Saturday, September 3, 2011

This morning we had our first Serbian class. Ceca picked us up and walked with us to a pekare (пекаре, bakery) for breakfast. I had a pastry made of not-quite-philo-dough and stuffed with a warm apple paste, sprinkled with powdered sugar. We went onward to the University of Novi Sad, to the Philosophy building where the Serbian classes are held. There we met Ivana, our teacher, and Mikhail, our classmate who's visiting from Russia.

During class, we steamed through virtually all of the Serbian I know. We went through the alphabet-- Mikhail was far better at the cyrillic, and we were better at the latinic. We went over the basic numbers, and a few other concepts.


Outside our classroom was a poster describing the various types of emergency alarms. I was most surprised by two: one depicted a mushroom cloud, which I guess we have in some old or highly populated public areas in America; and the other showed a pair of jet fighters and two bombs. Ceca joked with me, "We used that when you bombed us." "Sorry about that," I replied. She knows that I was only six years old during the air raids, and none of the Serbians I've run into yet seem at all hostile toward Americans because of the events of 1999.

After class, we walked back to the area around our hostel. We went to a café and started our homework: transliterating latninic Serbian into cyrillic. I had an espresso to ward off jet lag.

Around five in the afternoon, Milica, our homestay coordinator, picked us up and took us to the shipyard. We boarded a small boat (brod/брод) and went down the Danube a ways, passing under two bridges (rebuilt where the old ones had been bombed out during NATO's air raids) and passing the Austro-Hungarian era fortress. It was warm out there in the sun, and the beaches on the river were in heavy use.

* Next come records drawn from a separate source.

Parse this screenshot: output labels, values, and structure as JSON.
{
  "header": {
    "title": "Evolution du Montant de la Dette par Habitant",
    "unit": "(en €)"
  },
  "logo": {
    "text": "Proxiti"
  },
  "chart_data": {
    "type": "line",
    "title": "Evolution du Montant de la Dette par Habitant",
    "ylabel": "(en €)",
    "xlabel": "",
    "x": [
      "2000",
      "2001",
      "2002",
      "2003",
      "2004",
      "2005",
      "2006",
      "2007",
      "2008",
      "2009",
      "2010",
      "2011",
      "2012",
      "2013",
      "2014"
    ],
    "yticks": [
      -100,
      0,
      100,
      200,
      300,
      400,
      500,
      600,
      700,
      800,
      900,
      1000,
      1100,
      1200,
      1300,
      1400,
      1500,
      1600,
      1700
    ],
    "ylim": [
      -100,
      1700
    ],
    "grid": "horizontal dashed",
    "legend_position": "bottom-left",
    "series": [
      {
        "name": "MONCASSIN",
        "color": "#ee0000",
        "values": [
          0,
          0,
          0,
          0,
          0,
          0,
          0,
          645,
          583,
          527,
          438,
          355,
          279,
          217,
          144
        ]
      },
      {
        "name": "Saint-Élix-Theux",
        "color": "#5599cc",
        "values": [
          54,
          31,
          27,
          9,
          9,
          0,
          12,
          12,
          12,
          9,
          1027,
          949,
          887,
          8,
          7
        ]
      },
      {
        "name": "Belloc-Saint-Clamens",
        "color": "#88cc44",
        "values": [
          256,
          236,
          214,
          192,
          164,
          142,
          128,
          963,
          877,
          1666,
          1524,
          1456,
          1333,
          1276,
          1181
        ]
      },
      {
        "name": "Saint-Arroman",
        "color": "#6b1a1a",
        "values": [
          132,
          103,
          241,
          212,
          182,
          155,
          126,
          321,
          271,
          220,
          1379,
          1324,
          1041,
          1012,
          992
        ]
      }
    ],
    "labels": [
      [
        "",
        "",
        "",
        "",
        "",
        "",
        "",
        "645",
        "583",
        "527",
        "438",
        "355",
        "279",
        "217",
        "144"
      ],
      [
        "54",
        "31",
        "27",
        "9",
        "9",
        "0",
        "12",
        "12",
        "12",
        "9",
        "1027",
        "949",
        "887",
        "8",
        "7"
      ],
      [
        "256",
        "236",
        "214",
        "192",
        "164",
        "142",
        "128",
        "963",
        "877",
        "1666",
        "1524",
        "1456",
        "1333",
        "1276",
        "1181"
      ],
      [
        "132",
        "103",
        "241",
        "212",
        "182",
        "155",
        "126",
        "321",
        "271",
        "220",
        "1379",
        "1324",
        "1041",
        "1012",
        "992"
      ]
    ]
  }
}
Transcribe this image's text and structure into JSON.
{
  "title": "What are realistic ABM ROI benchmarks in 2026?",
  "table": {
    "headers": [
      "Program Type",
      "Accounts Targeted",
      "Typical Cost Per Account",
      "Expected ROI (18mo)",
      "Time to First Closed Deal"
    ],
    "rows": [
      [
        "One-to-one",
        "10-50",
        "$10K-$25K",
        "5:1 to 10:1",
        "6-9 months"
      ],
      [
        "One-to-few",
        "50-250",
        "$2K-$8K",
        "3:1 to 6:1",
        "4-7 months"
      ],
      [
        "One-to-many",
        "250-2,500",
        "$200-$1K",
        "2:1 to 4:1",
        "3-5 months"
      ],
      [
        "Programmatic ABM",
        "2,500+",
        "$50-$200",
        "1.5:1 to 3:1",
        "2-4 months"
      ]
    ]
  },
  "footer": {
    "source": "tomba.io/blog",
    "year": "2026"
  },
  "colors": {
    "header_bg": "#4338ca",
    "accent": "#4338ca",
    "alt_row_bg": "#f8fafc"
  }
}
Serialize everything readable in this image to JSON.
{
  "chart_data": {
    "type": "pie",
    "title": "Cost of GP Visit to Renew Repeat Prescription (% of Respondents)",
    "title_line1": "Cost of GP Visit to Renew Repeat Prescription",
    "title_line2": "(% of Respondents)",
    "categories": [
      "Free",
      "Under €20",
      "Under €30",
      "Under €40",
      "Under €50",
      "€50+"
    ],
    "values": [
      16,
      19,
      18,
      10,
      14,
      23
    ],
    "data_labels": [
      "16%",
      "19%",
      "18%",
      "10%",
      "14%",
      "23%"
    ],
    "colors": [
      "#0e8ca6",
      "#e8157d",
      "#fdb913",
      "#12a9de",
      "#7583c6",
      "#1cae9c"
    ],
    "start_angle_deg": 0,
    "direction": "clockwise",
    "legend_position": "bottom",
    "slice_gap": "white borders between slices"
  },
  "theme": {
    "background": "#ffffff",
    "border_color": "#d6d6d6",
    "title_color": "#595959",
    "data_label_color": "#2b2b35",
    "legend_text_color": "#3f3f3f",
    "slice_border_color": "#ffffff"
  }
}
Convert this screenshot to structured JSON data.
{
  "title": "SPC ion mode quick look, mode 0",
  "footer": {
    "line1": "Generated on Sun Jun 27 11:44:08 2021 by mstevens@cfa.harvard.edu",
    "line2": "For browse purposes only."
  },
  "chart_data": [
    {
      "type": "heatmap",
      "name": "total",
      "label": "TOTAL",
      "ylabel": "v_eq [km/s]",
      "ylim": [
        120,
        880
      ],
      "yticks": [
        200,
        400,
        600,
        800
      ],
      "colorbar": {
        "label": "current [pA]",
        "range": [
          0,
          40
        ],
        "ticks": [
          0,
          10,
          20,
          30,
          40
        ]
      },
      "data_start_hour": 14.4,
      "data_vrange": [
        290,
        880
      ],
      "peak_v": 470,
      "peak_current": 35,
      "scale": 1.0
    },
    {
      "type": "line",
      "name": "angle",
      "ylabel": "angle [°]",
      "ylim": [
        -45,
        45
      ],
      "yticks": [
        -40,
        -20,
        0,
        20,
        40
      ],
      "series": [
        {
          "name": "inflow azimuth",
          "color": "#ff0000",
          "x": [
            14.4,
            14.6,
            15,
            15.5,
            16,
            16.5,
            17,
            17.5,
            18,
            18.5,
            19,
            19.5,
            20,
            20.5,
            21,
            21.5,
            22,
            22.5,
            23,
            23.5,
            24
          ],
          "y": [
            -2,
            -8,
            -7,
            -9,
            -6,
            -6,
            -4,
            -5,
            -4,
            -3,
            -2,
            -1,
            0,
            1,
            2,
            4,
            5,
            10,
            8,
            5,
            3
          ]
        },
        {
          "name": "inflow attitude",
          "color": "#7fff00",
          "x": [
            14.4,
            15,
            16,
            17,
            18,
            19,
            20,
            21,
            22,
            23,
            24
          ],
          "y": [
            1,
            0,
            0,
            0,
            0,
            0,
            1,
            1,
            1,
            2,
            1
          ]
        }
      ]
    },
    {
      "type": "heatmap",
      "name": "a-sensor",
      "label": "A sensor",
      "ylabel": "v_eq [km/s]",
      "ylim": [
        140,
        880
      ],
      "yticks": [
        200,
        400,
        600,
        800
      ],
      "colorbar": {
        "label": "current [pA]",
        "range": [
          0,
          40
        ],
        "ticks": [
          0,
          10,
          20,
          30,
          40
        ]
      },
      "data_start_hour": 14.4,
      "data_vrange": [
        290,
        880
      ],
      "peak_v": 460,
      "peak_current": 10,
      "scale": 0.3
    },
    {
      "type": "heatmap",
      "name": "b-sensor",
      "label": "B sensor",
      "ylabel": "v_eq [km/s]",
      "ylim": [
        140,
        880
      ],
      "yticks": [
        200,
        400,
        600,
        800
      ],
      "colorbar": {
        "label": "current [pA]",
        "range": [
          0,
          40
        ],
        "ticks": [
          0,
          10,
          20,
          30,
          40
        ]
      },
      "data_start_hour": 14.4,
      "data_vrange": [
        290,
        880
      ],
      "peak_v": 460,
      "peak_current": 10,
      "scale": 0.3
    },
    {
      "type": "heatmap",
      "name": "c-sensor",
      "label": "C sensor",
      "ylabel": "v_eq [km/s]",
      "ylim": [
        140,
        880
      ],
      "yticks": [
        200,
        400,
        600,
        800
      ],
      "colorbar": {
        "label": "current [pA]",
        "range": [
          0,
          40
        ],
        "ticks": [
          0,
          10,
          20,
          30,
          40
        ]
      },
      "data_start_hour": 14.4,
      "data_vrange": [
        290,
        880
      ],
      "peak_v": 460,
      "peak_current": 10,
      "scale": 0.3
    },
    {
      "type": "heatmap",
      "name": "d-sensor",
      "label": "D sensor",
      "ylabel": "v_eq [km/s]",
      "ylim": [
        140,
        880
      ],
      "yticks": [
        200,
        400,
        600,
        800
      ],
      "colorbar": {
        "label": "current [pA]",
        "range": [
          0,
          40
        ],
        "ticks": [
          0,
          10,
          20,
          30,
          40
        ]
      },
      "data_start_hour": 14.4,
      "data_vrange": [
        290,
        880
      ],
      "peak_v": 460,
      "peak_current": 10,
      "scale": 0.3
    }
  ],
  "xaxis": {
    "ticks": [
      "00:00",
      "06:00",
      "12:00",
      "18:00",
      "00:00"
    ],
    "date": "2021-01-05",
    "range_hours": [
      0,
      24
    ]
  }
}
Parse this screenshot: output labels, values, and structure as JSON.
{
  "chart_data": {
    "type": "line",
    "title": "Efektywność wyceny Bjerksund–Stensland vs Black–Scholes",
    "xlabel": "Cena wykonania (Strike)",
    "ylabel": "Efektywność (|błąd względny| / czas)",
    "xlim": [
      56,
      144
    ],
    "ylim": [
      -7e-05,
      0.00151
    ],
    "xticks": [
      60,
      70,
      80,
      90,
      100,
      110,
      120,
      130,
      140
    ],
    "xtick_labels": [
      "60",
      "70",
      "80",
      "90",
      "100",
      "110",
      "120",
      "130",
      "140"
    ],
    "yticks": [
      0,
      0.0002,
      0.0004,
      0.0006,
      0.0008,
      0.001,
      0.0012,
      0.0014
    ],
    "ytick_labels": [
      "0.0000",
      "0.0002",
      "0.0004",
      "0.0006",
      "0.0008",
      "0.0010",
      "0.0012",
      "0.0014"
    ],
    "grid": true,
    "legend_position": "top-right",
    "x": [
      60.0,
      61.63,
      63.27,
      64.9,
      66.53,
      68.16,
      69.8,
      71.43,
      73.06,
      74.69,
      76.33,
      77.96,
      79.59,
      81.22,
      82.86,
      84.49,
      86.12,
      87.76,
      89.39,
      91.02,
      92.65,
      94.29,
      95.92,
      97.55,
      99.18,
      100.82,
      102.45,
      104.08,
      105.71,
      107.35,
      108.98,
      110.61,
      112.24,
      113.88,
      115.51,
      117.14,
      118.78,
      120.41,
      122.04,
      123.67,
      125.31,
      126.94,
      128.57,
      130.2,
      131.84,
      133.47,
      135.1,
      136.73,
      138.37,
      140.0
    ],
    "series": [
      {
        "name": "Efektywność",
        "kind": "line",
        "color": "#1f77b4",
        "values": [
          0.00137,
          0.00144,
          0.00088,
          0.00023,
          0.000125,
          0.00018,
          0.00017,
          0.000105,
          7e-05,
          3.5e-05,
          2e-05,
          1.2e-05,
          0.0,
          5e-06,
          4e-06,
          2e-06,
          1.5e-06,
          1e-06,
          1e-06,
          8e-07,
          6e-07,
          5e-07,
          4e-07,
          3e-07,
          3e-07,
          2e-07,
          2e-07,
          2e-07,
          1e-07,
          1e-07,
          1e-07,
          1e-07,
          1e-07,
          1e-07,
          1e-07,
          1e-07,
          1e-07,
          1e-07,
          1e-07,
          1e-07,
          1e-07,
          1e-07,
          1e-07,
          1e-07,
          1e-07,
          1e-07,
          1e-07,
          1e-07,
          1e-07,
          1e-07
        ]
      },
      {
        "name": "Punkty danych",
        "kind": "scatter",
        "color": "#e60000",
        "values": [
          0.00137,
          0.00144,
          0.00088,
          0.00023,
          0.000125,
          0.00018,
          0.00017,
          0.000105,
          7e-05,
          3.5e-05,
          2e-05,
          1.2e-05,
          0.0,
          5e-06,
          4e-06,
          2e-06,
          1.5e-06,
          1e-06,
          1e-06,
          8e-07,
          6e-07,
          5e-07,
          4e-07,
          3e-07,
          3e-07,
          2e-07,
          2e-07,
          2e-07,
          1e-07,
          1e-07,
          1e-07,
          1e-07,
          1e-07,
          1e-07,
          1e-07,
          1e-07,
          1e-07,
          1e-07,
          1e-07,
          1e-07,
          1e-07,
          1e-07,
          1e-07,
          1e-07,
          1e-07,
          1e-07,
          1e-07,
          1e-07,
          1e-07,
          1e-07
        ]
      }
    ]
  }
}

Going back upstream, our captain dropped us up at a restaurant floating on the river where we met Ceca and her husband, Ivan, for dinner. The Danube is particularly low right now, so we got to see a few swimmers "walk on water."



We talked there until a little after sunset, then took a taxi back into town. While Charlotte, Dominique, and I were waiting with Ivan for the rest of the crew when I noticed a sign for Liberty Square, Trg Slobode (Трг Слободе). Ivan explained to me that the name "Slobodan" literally means "liberty" or "freedom." Oh, irony.

We have a new nickname going around. Whoever's done something stupid gets the name "glupa klupa" (глупа клупа) or "stupid bench." Charlotte and Dominique also started assigning us permanent nicknames, with help from Ceca, Milica, and the rest of us. Mine is Pera Ždera, (Пера Ждера) or "Peter the Eater" after a cartoon character I've never heard of, and being the only one to have finished every meal.

After dinner, Jacob and I sat out at a café and watched Serbia pull out ahead of Northern Ireland 1-0 in the EuroCup qualifiers, then headed back to the hostel.